Le télétravail des frontaliers est, dans les circonstances normales, fortement encadré et il existe notamment des seuils sur le nombre de jours où l'on peut télé-travailler sans incidence fiscale à ne pas dépasser.

 

En effet, dans le cadre des conventions bilatérales passées avec la France et la Belgique, les salariés frontaliers bénéficient de la possibilité de travailler depuis chez eux durant 29 jours par an pour les frontaliers français et de 24 jours par an pour les frontaliers belges, sans qu’il en résulte une quelconque différence sur leur imposition.
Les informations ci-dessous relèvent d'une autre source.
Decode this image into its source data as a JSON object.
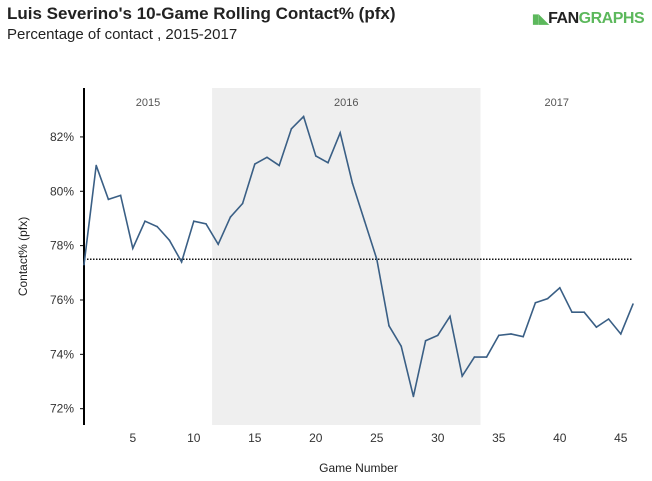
{
  "header": {
    "title": "Luis Severino's 10-Game Rolling Contact% (pfx)",
    "subtitle": "Percentage of contact , 2015-2017",
    "logo": "FANGRAPHS"
  },
  "chart_data": {
    "type": "line",
    "title": "Luis Severino's 10-Game Rolling Contact% (pfx)",
    "subtitle": "Percentage of contact , 2015-2017",
    "xlabel": "Game Number",
    "ylabel": "Contact% (pfx)",
    "xlim": [
      1,
      46
    ],
    "ylim": [
      71.4,
      83.8
    ],
    "xticks": [
      5,
      10,
      15,
      20,
      25,
      30,
      35,
      40,
      45
    ],
    "yticks": [
      72,
      74,
      76,
      78,
      80,
      82
    ],
    "ytick_labels": [
      "72%",
      "74%",
      "76%",
      "78%",
      "80%",
      "82%"
    ],
    "line_color": "#3a5f85",
    "reference_line": {
      "value": 77.5,
      "style": "dotted"
    },
    "seasons": [
      {
        "label": "2015",
        "start": 1,
        "end": 11.5,
        "shaded": false
      },
      {
        "label": "2016",
        "start": 11.5,
        "end": 33.5,
        "shaded": true
      },
      {
        "label": "2017",
        "start": 33.5,
        "end": 46,
        "shaded": false
      }
    ],
    "x": [
      1,
      2,
      3,
      4,
      5,
      6,
      7,
      8,
      9,
      10,
      11,
      12,
      13,
      14,
      15,
      16,
      17,
      18,
      19,
      20,
      21,
      22,
      23,
      24,
      25,
      26,
      27,
      28,
      29,
      30,
      31,
      32,
      33,
      34,
      35,
      36,
      37,
      38,
      39,
      40,
      41,
      42,
      43,
      44,
      45,
      46
    ],
    "values": [
      77.3,
      80.95,
      79.7,
      79.85,
      77.9,
      78.9,
      78.7,
      78.2,
      77.4,
      78.9,
      78.8,
      78.05,
      79.05,
      79.55,
      81.0,
      81.25,
      80.95,
      82.3,
      82.75,
      81.3,
      81.05,
      82.15,
      80.3,
      78.9,
      77.5,
      75.05,
      74.3,
      72.45,
      74.5,
      74.7,
      75.4,
      73.2,
      73.9,
      73.9,
      74.7,
      74.75,
      74.65,
      75.9,
      76.05,
      76.45,
      75.55,
      75.55,
      75.0,
      75.3,
      74.75,
      75.85
    ]
  }
}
Pour les frontaliers allemands, il n'existe pas encore de solution similaire.

 

Au-delà des seuils fixés, les salariés sont également imposés dans leur pays de résidence au prorata des jours télétravaillés.

 

Néanmoins, en raison du Covid-19, les différents gouvernements ont encouragé les entreprises à mettre en place le télétravail de leurs salariés.

 

Dans ce contexte, les autorités luxembourgeoises ont trouvé un accord avec les autorités françaises et avec les autorités belges, au terme desquels, les jours en télétravail effectués en raison du Coronavirus ne seront pas décomptés au titre des seuils maximum de télétravail.

 

Néanmoins, une incertitude demeure quant à l’affiliation à la sécurité sociale, alors qu’à partir du moment où le salarié réalise plus de 25% de son travail ou de sa rémunération depuis son lieu de résidence, le salarié, comme son employeur le cas échéant, doivent s’affilier à la sécurité sociale du pays de résidence.

 

Finalement, cette question a été tranchée début avril 2020, le télétravail lié au Coronaviirus ne sera pas pris en compte dans le calcul des 25%.

 

 

Le présent avis émis par E2M S. à r.l., une société d’avocats, inscrite au barreau de Luxembourg, ayant son siège social au L-2419 Luxembourg, 2, rue du Fort Rheinsheim et immatriculée au Registre de Commerce et des Sociétés du Luxembourg sous le numéro B 210 821,  n’est pas un conseil juridique et ne reflète que l’état actuel des dispositions prises par l’Etat Luxembourgeois et s’entend sous toutes réserves de changements ou modifications des dispositions intervenues ou à intervenir de temps à autre suite aux décisions du gouvernement de l’Etat du Grand-Duché de Luxembourg.

 

E2M S.à r.l ne peut être tenue responsable quant à l’utilisation faite du présent document et ne peut pas voir sa responsabilité engagée du fait que le gouvernement Luxembourgeois modifie, adapte, supprime ou change les dispositions/mesures entreprises.